On the other hand, he agreed that IBM’s long-standing presence in China and India make it a credible player in these local markets. “IBM has very strong partnerships with local [system integrators] who drive most of the technology decisions for enterprises. It’s partnership with 21Vianet will attract large enterprises and government customers while restricting AWS to startups and [small and medium businesses]. It’s a good move from IBM to counter the threat and enter a promising market like China at the right time.” He expects IBM to repeat this exercise in India in partnership with a large telco or data center provider.

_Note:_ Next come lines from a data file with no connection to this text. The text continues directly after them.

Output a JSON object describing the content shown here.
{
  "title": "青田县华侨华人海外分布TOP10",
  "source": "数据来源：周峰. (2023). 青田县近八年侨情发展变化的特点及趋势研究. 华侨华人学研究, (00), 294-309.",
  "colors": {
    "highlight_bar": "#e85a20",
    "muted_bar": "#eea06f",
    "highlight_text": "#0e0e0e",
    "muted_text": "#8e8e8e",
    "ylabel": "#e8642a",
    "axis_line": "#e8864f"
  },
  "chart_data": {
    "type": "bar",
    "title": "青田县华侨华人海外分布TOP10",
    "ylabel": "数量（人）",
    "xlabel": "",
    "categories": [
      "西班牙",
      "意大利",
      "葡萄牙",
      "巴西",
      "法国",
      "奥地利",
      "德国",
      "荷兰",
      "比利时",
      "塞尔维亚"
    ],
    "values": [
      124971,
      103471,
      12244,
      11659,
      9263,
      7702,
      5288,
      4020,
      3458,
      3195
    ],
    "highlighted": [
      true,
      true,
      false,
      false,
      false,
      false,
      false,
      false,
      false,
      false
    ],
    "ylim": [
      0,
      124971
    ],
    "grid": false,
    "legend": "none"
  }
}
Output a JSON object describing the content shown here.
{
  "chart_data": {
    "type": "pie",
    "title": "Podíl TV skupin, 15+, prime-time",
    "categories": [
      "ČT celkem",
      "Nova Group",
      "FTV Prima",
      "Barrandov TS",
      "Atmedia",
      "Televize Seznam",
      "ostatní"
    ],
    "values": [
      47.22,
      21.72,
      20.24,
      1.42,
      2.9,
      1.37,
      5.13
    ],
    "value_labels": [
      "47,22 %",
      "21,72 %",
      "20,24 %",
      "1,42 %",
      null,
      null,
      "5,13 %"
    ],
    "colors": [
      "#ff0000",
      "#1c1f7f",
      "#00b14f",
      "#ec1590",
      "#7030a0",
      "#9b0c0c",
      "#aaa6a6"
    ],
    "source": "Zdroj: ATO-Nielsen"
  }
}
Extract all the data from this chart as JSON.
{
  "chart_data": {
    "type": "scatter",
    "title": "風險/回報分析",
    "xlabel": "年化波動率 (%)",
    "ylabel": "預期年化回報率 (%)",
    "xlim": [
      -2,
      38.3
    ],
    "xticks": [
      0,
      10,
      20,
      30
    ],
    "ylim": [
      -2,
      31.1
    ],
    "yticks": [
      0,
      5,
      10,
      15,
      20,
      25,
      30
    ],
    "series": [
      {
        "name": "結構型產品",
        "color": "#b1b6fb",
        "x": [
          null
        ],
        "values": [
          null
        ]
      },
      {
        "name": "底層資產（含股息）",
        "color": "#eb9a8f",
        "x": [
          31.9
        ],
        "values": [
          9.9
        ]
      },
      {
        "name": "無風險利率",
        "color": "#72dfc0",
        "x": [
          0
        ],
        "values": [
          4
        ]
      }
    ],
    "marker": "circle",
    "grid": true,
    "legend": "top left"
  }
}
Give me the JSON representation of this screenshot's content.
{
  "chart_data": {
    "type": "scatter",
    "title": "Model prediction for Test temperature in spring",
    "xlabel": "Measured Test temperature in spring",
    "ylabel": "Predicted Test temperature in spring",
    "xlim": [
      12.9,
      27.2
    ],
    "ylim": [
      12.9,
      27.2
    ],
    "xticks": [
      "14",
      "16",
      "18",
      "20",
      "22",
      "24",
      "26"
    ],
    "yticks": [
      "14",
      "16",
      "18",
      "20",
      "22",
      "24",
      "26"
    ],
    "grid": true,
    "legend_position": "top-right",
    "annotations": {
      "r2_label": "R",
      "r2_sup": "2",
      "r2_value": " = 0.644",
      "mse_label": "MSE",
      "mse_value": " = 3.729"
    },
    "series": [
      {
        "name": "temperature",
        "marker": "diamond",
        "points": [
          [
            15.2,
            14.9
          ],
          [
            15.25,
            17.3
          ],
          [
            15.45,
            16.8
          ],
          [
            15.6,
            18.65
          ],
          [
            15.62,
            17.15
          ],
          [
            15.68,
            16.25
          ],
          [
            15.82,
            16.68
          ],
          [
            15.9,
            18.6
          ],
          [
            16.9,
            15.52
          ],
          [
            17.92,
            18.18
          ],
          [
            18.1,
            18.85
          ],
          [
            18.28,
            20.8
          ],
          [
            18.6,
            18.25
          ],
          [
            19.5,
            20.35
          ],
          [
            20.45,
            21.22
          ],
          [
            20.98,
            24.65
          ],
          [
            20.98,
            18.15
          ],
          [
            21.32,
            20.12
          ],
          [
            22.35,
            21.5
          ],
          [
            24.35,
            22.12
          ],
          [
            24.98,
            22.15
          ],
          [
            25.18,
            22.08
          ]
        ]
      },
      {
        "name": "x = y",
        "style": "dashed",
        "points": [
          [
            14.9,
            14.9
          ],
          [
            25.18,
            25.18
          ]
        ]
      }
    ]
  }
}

The Register reports, however, that AWS is already on track to gain some public sector jobs having signed a memorandum of understanding with the Beijing municipal government and the Government of Ningxia Hui Nationality Autonomous Region.
Giant market opportunity
IDC estimates that IT spending in emerging countries will grow 13 percent year over year, led by China, which is seeing an economic recovery. According to IDC: “In dollar terms, China’s IT spending growth will match that of the United States, even though the Chinese market is only one-third the size of the U.S. market. And according to Gartner(s IT) the market for IaaS in China will grow at a healthy 35.4 percent compound annual growth rate from 2011 and 2016. For the current year, Gartner estimates China IaaS market to be at a modest $96.3 million.
Still, anyone reading headlines about censorship and tensions between the U.S. and China knows that doing business there will pose special challenges. But it seems the siren call of a huge market and potential huge upside outweighed any risk as U.S. cloud providers jump into the fray.